Lo que durante casi un año entero había constituido para Vronski el único fin de su vida, sustituyendo a todos los deseos anteriores, y para Anna un sueño terrible, imposible y a la vez maravilloso, acabó haciéndose realidad. Pálido, la mandíbula inferior temblorosa, Vronski se inclinaba sobre ella y le suplicaba que se tranquilizara, sin saber muy bien qué decirle.
—¡Anna! ¡Anna! —decía con voz trémula—. ¡Anna, por el amor de Dios…!
Pero, cuanto más elevaba la voz, más bajaba ella la cabeza, antaño tan altiva y alegre, ahora cubierta de oprobio. Toda encorvada, se iba deslizando poco a poco del sofá en el que estaba sentada, y habría acabado cayendo sobre la alfombra si Vronski no la hubiera sostenido.
—¡Dios mío! ¡Perdóname! —decía ella entre sollozos, y apretaba la mano de Vronski contra su pecho.

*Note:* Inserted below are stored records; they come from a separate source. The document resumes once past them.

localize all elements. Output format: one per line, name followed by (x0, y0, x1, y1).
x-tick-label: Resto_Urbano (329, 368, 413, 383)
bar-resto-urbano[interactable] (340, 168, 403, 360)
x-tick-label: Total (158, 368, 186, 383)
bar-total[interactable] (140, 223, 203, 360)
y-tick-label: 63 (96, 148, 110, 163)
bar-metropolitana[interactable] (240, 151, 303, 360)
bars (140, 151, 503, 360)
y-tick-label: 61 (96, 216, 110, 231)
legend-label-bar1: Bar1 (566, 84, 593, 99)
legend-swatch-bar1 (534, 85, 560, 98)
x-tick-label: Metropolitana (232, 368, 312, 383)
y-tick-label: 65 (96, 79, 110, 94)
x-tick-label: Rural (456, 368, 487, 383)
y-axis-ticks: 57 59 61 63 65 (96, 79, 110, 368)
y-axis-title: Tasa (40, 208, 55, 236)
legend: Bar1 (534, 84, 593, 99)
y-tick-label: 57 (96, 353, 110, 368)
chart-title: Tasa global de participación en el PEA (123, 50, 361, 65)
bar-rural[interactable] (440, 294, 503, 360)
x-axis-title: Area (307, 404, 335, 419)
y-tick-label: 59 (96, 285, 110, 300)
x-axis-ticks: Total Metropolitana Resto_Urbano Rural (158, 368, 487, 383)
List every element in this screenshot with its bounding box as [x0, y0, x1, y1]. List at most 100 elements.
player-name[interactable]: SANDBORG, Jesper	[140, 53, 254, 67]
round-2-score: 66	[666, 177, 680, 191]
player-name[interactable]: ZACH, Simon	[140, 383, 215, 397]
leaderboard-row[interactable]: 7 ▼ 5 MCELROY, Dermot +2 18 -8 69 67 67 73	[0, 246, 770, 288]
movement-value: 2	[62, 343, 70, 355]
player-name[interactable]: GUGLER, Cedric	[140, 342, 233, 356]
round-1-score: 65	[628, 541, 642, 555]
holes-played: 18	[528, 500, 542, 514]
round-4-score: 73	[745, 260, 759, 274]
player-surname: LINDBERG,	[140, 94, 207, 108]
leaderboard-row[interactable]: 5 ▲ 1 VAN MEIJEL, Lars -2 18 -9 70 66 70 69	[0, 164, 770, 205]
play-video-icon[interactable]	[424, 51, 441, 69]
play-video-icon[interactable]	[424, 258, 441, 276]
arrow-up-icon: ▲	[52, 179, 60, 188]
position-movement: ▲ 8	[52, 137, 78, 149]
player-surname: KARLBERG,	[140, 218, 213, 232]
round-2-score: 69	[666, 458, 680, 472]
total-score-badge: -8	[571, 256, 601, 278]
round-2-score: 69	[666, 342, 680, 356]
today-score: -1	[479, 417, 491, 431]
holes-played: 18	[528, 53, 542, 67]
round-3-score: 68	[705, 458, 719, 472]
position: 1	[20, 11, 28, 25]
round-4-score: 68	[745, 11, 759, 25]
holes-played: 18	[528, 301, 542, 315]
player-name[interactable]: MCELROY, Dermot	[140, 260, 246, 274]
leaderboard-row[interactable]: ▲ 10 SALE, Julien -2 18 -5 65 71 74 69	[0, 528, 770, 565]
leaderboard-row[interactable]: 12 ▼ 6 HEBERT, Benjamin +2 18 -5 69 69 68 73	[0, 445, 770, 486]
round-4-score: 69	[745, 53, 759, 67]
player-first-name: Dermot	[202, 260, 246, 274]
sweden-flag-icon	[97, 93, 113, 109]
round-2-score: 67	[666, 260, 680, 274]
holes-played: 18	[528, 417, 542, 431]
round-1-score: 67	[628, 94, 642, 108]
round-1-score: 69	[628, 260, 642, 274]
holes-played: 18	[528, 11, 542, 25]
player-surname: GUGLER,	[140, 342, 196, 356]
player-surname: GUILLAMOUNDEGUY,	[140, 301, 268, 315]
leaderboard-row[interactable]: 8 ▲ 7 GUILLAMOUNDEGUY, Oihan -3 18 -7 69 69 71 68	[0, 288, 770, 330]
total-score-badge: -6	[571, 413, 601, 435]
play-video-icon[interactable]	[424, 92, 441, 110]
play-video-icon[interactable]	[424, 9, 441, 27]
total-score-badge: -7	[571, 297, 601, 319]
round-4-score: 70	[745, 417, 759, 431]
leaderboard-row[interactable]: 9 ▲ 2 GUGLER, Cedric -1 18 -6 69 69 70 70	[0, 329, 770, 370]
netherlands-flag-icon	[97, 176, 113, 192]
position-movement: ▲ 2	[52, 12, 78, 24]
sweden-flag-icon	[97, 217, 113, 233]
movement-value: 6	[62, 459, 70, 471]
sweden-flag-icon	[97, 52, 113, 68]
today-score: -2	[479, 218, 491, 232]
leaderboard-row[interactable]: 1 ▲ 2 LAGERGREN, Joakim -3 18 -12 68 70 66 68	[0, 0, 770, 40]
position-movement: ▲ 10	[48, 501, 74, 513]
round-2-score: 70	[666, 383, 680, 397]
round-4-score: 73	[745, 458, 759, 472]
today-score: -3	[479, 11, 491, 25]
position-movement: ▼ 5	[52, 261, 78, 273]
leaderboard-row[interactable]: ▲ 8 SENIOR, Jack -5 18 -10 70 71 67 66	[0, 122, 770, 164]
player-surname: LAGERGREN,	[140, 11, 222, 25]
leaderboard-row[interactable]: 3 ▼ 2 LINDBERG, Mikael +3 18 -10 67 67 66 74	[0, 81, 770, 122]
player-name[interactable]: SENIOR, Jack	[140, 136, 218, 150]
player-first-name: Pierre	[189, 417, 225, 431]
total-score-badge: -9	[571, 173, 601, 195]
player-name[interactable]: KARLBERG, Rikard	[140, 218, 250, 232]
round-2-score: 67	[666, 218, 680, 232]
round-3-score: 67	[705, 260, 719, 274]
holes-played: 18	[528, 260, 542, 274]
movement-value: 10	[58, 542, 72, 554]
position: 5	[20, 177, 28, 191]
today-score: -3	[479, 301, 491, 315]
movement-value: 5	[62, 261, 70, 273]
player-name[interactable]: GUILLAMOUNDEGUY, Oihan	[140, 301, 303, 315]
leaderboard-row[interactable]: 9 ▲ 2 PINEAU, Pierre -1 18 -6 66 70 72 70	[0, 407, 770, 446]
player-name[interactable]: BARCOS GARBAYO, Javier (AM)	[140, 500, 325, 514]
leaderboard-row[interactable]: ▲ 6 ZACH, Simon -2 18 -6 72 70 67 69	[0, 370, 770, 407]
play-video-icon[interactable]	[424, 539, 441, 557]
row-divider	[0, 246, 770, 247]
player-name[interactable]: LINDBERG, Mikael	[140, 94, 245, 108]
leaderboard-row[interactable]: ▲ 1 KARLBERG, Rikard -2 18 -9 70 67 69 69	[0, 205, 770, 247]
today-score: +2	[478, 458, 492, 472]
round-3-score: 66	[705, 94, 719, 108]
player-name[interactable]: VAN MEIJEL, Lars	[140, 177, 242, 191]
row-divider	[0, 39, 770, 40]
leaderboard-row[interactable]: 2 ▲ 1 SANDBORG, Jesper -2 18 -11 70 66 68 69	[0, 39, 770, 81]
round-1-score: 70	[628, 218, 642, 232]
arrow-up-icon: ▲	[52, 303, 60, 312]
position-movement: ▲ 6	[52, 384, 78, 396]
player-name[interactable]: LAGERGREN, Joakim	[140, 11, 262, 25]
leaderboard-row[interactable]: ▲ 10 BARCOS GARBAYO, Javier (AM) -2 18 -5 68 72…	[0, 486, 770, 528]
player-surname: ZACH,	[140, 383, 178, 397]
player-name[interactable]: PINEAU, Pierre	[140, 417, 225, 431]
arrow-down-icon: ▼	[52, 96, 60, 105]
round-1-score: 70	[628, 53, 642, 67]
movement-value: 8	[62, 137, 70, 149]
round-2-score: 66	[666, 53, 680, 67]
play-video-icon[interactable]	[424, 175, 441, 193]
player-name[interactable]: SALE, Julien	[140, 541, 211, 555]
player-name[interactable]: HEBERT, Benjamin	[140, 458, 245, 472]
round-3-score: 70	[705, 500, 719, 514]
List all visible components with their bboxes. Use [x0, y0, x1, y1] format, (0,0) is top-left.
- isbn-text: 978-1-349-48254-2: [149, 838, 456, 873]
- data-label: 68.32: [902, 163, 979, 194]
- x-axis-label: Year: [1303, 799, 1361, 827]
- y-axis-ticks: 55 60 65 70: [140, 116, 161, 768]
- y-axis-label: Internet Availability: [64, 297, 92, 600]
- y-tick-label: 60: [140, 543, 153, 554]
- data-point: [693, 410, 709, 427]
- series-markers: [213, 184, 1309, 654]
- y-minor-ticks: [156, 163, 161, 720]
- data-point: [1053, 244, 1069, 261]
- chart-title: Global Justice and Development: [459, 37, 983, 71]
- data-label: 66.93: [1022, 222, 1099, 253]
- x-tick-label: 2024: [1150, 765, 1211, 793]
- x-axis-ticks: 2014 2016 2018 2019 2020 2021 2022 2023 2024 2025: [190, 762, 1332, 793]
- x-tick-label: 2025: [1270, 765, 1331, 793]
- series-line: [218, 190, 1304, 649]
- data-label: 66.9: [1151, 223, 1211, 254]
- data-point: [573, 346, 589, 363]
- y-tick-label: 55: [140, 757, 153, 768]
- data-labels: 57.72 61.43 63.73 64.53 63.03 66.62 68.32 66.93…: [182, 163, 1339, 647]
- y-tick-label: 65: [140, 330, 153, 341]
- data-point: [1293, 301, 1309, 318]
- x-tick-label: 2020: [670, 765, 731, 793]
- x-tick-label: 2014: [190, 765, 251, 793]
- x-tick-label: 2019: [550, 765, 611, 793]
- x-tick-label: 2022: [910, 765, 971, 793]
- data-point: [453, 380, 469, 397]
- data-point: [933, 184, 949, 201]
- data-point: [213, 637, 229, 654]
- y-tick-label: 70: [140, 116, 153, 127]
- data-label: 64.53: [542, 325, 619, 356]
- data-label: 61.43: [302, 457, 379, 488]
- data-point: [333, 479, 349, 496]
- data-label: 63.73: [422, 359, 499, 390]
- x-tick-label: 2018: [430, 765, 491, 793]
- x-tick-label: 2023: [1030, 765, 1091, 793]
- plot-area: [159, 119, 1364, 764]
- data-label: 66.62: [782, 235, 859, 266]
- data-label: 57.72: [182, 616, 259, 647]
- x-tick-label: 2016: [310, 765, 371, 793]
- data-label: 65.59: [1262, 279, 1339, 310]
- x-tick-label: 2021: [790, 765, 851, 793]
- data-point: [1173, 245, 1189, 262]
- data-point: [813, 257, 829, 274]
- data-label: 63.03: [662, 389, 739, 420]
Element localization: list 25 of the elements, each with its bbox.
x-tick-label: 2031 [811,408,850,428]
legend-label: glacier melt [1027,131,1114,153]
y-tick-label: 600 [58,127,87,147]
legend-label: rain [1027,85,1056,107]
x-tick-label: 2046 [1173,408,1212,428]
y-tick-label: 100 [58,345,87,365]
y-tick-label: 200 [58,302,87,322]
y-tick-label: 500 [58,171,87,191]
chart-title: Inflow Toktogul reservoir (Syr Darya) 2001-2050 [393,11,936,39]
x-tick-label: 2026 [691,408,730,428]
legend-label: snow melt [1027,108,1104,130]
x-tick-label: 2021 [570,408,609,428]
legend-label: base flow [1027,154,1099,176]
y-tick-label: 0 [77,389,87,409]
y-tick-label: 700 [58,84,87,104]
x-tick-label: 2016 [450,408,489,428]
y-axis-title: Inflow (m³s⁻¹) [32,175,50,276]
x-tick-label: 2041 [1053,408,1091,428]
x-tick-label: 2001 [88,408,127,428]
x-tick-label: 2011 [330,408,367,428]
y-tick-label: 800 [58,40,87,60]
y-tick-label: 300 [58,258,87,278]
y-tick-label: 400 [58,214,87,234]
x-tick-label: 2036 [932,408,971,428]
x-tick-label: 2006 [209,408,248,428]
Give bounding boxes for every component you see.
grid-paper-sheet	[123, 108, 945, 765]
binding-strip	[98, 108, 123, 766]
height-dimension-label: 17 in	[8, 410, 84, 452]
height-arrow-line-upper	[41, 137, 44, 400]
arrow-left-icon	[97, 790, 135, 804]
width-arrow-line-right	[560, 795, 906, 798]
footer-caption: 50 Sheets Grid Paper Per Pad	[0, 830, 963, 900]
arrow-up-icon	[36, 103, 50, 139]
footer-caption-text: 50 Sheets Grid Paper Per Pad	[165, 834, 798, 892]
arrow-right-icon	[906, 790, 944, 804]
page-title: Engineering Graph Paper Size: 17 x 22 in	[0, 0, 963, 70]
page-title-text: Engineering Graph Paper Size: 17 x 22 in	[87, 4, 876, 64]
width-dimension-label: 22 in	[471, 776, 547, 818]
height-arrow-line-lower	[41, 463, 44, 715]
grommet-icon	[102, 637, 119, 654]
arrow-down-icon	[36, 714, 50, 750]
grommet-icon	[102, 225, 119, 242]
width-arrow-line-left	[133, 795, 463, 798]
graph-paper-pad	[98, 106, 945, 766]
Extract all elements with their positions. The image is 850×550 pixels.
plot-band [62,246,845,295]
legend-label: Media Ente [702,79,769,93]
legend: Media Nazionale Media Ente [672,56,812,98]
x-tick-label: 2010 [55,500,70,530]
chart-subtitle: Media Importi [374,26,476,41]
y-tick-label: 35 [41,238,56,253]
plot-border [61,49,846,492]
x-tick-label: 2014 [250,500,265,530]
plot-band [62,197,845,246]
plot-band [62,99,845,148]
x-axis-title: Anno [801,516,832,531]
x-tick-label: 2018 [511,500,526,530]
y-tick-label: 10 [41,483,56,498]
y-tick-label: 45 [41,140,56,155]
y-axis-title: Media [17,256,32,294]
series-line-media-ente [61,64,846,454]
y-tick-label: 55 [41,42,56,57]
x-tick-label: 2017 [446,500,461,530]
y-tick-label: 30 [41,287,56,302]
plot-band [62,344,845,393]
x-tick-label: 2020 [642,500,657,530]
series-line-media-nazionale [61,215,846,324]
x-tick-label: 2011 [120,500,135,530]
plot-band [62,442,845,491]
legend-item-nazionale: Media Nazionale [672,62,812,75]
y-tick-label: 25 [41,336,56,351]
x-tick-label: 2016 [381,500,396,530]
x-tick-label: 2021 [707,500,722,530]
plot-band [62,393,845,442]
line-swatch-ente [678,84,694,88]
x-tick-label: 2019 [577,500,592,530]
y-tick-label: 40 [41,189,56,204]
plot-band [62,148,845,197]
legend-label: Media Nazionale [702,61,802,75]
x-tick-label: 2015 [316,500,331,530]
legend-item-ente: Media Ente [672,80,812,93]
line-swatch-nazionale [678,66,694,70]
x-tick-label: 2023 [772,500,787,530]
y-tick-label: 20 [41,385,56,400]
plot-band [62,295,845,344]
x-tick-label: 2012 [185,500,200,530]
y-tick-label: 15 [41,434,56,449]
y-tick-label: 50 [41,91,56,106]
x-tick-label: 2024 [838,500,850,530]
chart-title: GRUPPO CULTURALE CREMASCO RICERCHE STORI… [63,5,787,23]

Se sentía tan culpable y criminal que lo único que le quedaba era humillarse y pedirle perdón. Ya no tenía en el mundo a nadie más, por eso imploraba su gracia. Al mirar a Vronski, su humillación se le hacía tan evidente que no se le ocurría decir otra cosa. En cuanto a él, parecía un asesino al pie de su víctima. Ese cuerpo al que había arrebatado la vida era su amor, la primera etapa de su amor. No podía pensar sin amargura y repugnancia en lo que acababa de comprar al precio de esa espantosa vergüenza. La conciencia de su desnudez espiritual abrumaba a Anna y se comunicaba a Vronski. No obstante, por grande que fuera el horror del asesino delante del cadáver, tenía que descuartizarlo, ocultarlo, beneficiarse del crimen cometido.
Entonces, igual que el asesino se abalanza sobre el cadáver con animosidad, casi con pasión, lo arrastra y lo despedaza, Vronski cubría de besos el rostro y los hombros de Anna. Ella le cogía las manos y no se movía. Sí, esos besos era lo que había comprado al precio de su vergüenza. Y también esa mano que le pertenecería para siempre, la mano de su cómplice. La levantó y la besó. Vronski se puso de rodillas y quiso verle la cara, pero ella la ocultó y no dijo nada. Por último, como haciendo un esfuerzo por dominarse, se puso en pie y lo apartó. Su rostro inspiraba tanta más compasión cuanto que no había perdido ni un ápice de su belleza.
—Todo ha terminado —dijo—. Tú eres lo único que tengo. Recuérdalo.
—No puedo olvidar lo que constituye el único objeto de mi vida. Por un instante de esta felicidad…
—¡Menuda felicidad! —exclamó Anna con horror y repugnancia, comunicándole involuntariamente su espanto—. ¡Por el amor de Dios, no digas nada! ¡Ni una palabra más! —Se levantó bruscamente y se apartó de Vronski—. Ni una palabra más —repitió y, con una expresión de fría desesperación que a él se le antojó extraña, se despidió.
Tenía la impresión de que en esos momentos no era capaz de expresar con palabras el sentimiento de vergüenza, alegría y horror que la embargaba al iniciar esa nueva vida y, antes de pronunciar palabras triviales e imprecisas, prefería guardar silencio. Pero tampoco al día siguiente ni al otro encontró palabras para expresar la complejidad de sus sentimientos; ni siquiera sus pensamientos reflejaban las impresiones de su alma.
Se decía: «No, ahora no puedo pensar en eso; más tarde, cuando esté más tranquila». Pero esa serenidad de espíritu no llegaba nunca. Cada vez que recordaba lo que había sucedido y pensaba en lo que sería de ella y en lo que debía hacer, se desesperaba y rechazaba esas ideas.
—Más tarde, más tarde —decía—. Cuando esté más tranquila.
Pero en sueños, cuando perdía cualquier dominio sobre el curso de sus reflexiones, su situación se le aparecía en toda su descarnada desnudez. Casi todas las noches soñaba lo mismo: los dos eran sus maridos y le prodigaban sus caricias. Alekséi Aleksándrovich lloraba, le besaba las manos y decía: «¡Qué felices somos ahora!». Alekséi Vronski también estaba allí y también era su marido. Y Anna, sorprendida de que antes esa situación le hubiera parecido imposible, les explicaba, riendo, que todo era ahora mucho más sencillo, que ahora tanto uno como otro estarían contentos y satisfechos. Pero ese sueño la angustiaba como una pesadilla, y se despertaba horrorizada.